Endurance exercise in general and marathon running in particular have become increasingly popular over the past decades. Recent investigations about personality structures in this cohort and comparisons to non-active cohorts are lacking.
In the ReCaP study (Running effects on Cognition and Plasticity), a total of 100 marathon runners and 46 sedentary controls were recruited. After elimination of Minnesota Multiphasic Personality Inventory 2 Restructured Form (MMPI-2-RF) profiles with insufficient validity, 79 marathon runners (MA) and 27 sedentary controls (SC) remained for final analyses. Depressive symptoms were evaluated with Beck Depression Inventory (BDI) and Hamilton Depression Scale (HAMD).

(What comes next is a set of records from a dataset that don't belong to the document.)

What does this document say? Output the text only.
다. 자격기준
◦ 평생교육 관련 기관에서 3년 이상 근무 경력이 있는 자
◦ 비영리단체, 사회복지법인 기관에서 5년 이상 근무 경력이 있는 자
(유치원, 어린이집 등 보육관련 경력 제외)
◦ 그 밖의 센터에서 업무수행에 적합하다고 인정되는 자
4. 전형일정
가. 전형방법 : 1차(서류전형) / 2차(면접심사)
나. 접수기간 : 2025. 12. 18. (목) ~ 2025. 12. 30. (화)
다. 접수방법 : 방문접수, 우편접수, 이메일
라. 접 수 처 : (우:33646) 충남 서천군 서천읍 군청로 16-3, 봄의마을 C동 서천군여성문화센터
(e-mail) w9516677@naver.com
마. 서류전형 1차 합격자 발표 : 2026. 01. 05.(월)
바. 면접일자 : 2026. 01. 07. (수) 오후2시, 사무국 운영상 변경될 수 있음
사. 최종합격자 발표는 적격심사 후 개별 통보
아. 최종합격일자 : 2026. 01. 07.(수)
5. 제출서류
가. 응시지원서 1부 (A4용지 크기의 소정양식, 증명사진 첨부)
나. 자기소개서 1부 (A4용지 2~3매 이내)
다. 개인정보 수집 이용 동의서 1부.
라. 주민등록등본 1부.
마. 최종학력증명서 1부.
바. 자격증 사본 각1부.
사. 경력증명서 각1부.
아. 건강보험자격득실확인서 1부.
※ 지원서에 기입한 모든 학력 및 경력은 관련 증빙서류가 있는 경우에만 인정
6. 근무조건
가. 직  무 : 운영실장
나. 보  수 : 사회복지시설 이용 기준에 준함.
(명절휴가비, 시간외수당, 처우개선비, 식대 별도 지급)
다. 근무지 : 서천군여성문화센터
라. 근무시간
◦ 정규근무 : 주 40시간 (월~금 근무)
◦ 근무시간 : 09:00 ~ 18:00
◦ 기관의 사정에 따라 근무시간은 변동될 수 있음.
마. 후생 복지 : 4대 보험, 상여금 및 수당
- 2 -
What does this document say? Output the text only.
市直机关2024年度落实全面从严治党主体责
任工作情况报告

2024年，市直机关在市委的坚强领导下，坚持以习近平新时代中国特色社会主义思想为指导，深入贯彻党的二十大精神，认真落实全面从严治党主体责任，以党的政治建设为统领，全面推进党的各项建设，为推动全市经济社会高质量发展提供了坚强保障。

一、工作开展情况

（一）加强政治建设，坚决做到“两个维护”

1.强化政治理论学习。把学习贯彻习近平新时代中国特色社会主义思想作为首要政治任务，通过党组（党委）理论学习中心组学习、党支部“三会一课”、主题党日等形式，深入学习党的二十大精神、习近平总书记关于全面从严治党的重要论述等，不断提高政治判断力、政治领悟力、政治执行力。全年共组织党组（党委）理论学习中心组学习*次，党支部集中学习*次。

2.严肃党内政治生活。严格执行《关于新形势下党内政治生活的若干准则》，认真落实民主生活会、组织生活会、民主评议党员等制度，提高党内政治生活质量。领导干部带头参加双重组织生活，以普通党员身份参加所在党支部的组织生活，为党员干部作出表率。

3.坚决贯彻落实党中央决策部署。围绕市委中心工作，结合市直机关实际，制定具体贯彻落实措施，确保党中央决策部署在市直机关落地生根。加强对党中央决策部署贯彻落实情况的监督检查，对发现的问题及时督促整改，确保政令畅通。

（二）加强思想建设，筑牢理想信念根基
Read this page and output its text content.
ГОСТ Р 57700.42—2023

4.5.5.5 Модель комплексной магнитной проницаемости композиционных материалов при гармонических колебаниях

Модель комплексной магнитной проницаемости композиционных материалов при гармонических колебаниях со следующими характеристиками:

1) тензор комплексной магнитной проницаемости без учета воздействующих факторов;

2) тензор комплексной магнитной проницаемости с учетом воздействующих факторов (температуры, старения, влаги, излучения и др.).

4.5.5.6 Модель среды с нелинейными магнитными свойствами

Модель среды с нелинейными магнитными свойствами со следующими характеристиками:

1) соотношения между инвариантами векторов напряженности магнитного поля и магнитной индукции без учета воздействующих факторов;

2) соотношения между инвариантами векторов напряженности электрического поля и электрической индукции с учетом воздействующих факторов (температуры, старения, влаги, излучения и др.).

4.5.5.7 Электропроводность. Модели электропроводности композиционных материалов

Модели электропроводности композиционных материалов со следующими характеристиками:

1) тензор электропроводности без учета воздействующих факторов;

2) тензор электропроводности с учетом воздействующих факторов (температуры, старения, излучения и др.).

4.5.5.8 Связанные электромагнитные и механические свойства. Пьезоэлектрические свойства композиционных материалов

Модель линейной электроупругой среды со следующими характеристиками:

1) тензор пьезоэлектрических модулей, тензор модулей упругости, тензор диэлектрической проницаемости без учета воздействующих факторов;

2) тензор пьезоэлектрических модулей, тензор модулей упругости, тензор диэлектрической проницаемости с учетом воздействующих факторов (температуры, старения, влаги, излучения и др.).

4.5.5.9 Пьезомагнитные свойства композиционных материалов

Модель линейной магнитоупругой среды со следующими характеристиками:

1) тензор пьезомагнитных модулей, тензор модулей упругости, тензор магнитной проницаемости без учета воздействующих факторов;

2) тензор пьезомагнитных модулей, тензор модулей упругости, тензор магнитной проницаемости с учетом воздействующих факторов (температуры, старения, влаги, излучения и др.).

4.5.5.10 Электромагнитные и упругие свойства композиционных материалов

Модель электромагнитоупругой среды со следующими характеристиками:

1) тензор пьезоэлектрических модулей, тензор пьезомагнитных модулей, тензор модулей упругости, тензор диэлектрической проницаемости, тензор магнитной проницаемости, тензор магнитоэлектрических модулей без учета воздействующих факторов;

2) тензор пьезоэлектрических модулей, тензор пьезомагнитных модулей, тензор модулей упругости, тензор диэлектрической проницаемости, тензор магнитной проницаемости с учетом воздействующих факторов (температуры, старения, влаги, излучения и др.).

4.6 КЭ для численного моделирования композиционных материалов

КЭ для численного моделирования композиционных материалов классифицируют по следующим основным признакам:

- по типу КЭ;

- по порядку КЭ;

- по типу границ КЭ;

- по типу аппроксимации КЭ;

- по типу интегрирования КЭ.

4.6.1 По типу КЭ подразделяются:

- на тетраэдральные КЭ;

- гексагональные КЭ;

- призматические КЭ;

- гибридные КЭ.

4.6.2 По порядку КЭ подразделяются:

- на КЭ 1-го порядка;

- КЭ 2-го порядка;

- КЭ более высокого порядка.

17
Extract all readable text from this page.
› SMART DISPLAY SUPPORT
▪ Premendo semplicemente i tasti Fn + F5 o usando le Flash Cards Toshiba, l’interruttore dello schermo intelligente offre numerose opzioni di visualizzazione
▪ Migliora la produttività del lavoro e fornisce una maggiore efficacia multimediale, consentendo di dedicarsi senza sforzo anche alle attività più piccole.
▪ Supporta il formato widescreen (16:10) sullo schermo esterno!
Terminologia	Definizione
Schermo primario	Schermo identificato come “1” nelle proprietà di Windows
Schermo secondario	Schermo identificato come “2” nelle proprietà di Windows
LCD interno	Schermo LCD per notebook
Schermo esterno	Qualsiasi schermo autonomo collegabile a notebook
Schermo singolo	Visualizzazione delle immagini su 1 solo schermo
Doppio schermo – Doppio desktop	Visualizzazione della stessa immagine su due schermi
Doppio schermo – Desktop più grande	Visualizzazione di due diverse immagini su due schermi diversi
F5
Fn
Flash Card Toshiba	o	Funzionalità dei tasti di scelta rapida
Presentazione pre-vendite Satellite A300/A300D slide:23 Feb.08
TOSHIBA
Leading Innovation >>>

Marathon runners had lower scores in scales measuring somatic and cognitive complaints, stress, demoralization, hopelessness and distrust. Within the marathon group, committed runners exhibited hypomanic traits compared to regular runners.
Discussion and Conclusion
Personality differences could be summarized as (sub-)depressive personality traits in SC compared to MA rather than typical (sub-) depressive symptoms in the meaning of depressive disorders. Future studies should further evaluate cause and consequence of endurance training and hypomanic or euthymic symptoms, as a two-way interaction exists.